La frattura interna è altra cosa, riguarda piuttosto la leadership della Fondazione ed è venuta a galla dopo una raccolta di firme nata su iniziativa interna al consiglio generale stesso per sollecitare Scaravaggi a sostituire uno o più componenti del Cda. Quel testo non è stato reso pubblico, i nomi dei firmatari non sono noti, tuttavia le ragioni della richiesta di "sfiducia" emergono per riflesso in un'altra lunga, dura lettera, diffusa invece ieri e diretta ai consiglieri del consiglio generale e allo stesso Scaravaggi, firmata da 4 membri su 7 del consiglio di amministrazione e precisamente dal vicepresidente Beniamino Anselmi, dai consiglieri Giovanni Rebecchi, Franco Marenghi e Carlo Tagliaferri (gli altri membri sono lo stesso Scaravaggi, il vice presidente vigevanese Renzo De Candia e Stefano Pareti).

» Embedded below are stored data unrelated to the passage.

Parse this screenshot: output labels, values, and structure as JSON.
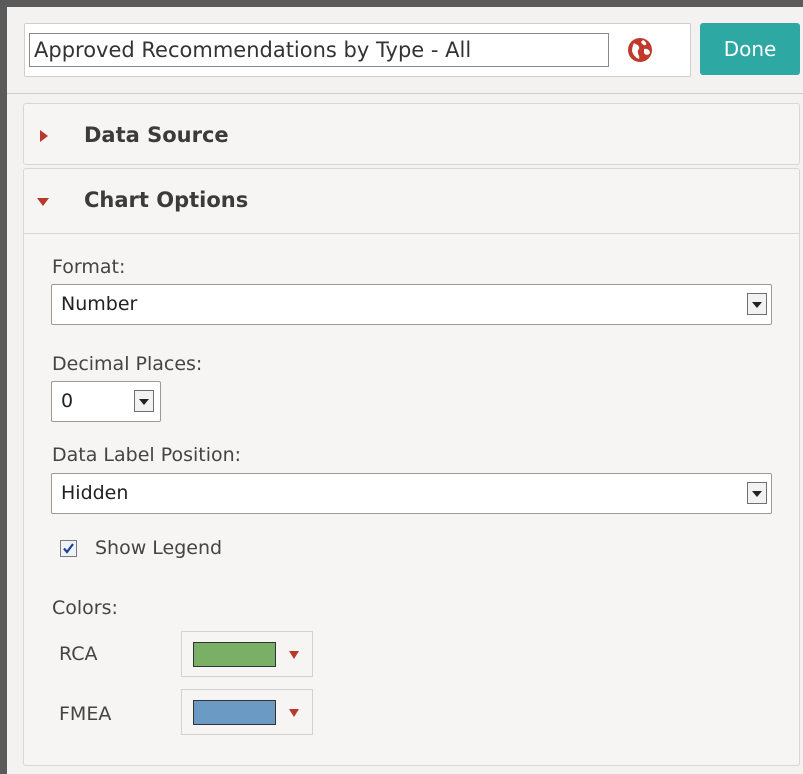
{
  "header": {
    "title_value": "Approved Recommendations by Type - All",
    "done_label": "Done"
  },
  "data_source": {
    "label": "Data Source",
    "expanded": false
  },
  "chart_options": {
    "label": "Chart Options",
    "expanded": true,
    "format": {
      "label": "Format:",
      "value": "Number"
    },
    "decimal_places": {
      "label": "Decimal Places:",
      "value": "0"
    },
    "data_label_position": {
      "label": "Data Label Position:",
      "value": "Hidden"
    },
    "show_legend": {
      "label": "Show Legend",
      "checked": true
    },
    "colors": {
      "label": "Colors:",
      "items": [
        {
          "name": "RCA",
          "color": "#79b066"
        },
        {
          "name": "FMEA",
          "color": "#6b9ac4"
        }
      ]
    }
  },
  "theme": {
    "accent": "#2ea8a3",
    "arrow_color": "#b8392a",
    "globe_color": "#c0392b"
  }
}
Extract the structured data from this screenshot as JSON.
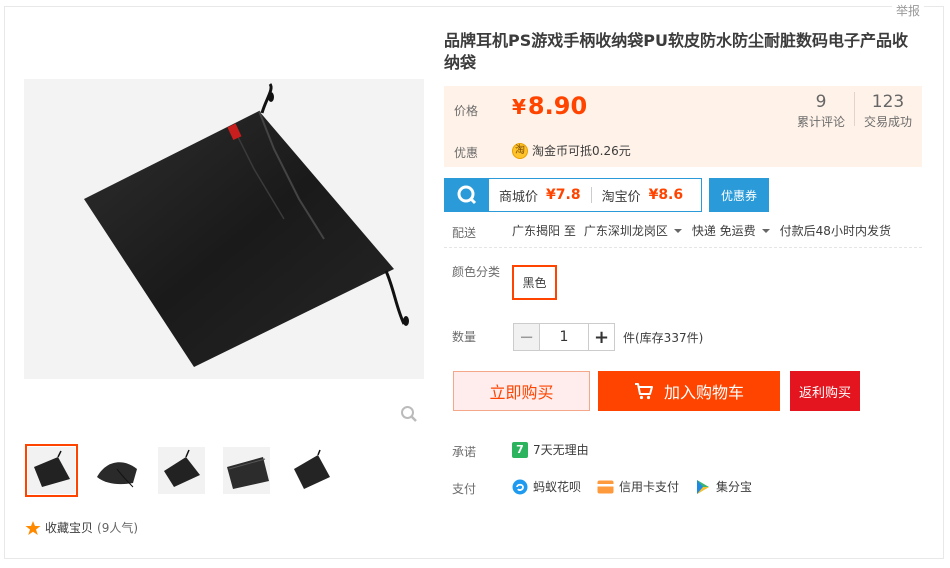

Il documento dei quattro amministratori respinge le accuse mosse dalla richiesta di sfiducia («promossa da un membro del consiglio generale») dove si parla di "inaccettabile invadenza rispetto al ruolo del presidente" che, si presume, avrebbero esercitato i membri del Cda nel mirino, generando "rischi di ingovernabilità", un "clima di paralisi" e alterando "equilibri organizzativi collaudati". «Accuse generiche e prive di riscontro» ribattono i quattro, che preannunciano ricorsi legali («a tutela della nostra reputazione» e di quella della Fondazione) se fossero estromessi dal Cda senza ragioni più concrete. I conflitti, la diarchia evocata con la figura del presidente sarebbero solo nei termini di un «normale confronto dialettico», affermano. I quattro consiglieri imputano ad altre cause le ostilità, prima fra tutte la richiesta di introdurre nuovi e più aggiornati modelli di governance in seno alla Fondazione, secondo le indicazioni di Acri, un Codice etico, un Comitato Immobili per contenere «spese eccessive» sulla manutenzione, un Comitato Spese per una valutazione mensile sui costi e nuove modalità per predisporre un albo fornitori. La lettera fa anche riferimento a lavori su immobili della Fondazione che avrebbero visto lievitare i costi in modo non documentato e fa cenno al trasferimento-lampo dei titoli (200 milioni) in Svizzera frutto «del mancato rispetto della deliberazione assunta dal Cda l'8 luglio 2013». Ragioni che toccano direttamente Scaravaggi, la sua gestione: «E sembra curioso rivolgere al presidente un appello perché sostituisca uno o più consiglieri... » scrivono i firmatari. Un gomitolo così ingarbugliato, un clima così avvelenato non si erano ancora visti in Fondazione.